Un elevato numero di gameti maschili sembrerebbe un prerequisito importante per produrre più prole, tuttavia, molte specie domestiche ne hanno un numero ridotto. Anzi, in teoria, potrebbe essere addirittura vantaggioso ridurre il costo di produzione di gameti maschili, come nel caso in cui il tasso di autofecondazione o di “inbreeding” (consanguineità) è elevato e sono necessari meno gameti maschili per una riproduzione di successo.
“Finora ci sono state poche prove a supporto di questa idea, perché la produzione di gameti maschili è un tratto complesso interessato da molti geni con piccoli effetti e le sue basi molecolari sono rimaste sconosciute“, ha afferma Kentaro Shimizu, professore di biologia evoluzionistica e studi ambientali presso l’Università di Zurigo (UZH), che su questo tema ha condotto un nuovo studio in collaborazione con un team internazionale.
Per la loro indagine i ricercatori hanno utilizzato la pianta modello Arabidopsis thaliana che è principalmente autoimpollinante e ha un numero ridotto di granuli di polline rispetto ai suoi parenti allo stato naturale.

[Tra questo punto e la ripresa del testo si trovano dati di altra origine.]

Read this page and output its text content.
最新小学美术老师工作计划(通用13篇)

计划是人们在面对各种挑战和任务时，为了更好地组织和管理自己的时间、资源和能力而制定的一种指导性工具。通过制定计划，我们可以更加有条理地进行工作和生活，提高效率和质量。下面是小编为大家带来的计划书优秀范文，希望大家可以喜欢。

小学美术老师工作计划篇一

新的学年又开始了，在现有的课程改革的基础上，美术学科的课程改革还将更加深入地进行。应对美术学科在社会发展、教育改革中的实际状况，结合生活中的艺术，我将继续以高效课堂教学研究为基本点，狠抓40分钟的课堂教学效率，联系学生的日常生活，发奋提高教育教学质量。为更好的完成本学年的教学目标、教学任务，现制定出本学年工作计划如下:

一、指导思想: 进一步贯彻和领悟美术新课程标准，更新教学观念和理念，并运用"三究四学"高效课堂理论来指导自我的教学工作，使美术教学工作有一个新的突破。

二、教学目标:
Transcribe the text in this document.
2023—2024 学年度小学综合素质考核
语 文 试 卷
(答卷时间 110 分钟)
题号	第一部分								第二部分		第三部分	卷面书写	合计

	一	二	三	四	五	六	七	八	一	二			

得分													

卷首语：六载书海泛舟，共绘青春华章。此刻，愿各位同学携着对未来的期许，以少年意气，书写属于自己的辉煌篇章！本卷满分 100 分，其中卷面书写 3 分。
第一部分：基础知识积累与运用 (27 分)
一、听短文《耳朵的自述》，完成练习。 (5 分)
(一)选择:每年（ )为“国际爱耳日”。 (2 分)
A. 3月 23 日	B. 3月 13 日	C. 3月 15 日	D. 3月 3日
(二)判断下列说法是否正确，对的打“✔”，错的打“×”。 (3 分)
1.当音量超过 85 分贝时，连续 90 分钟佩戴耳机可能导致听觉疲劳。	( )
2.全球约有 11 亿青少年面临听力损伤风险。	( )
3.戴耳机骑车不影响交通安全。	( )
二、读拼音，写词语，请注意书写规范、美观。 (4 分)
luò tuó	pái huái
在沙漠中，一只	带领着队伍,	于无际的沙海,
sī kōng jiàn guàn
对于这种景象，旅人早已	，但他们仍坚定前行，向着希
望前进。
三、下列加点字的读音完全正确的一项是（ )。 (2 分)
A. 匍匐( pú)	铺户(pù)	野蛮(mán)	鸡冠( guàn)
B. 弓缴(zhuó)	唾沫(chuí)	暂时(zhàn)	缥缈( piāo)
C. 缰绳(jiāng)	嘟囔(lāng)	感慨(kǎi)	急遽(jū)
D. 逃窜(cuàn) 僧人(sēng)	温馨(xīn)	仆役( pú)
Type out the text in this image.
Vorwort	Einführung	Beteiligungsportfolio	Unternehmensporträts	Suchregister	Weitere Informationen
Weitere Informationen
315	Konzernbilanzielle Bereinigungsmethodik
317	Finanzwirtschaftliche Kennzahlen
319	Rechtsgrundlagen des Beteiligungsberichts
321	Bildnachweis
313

È stata contata la quantità di polline di 144 piante con un background genetico distinto e sono state rilevate variazioni importanti, da 2.000 a 8.000 granuli di polline per fiore. I ricercatori hanno quindi analizzato e confrontato tutte le informazioni genetiche di queste varianti, cercando le differenze tra le piante con un numero di pollini più alto e più basso.
Questa analisi computazionale, il cosiddetto studio di associazione genome – wide, un’indagine di tutti o quasi tutti i geni, ha individuato un gene che influenza la quantità di polline prodotta da ciascuna pianta, che è stato chiamato gene REDLED POLLEN NUMBER1 (RDP1).
Utilizzando la nuova tecnologia di modifica del genoma CRISPR-Cas9, i ricercatori hanno creato diverse varianti mutanti del gene RDP1 in una serie di piante, sia con una quantità elevata di polline elevato sia con una quantità ridotta. Hanno poi incrociato le piante mutate e hanno contato il polline prodotto dalla prole ibrida.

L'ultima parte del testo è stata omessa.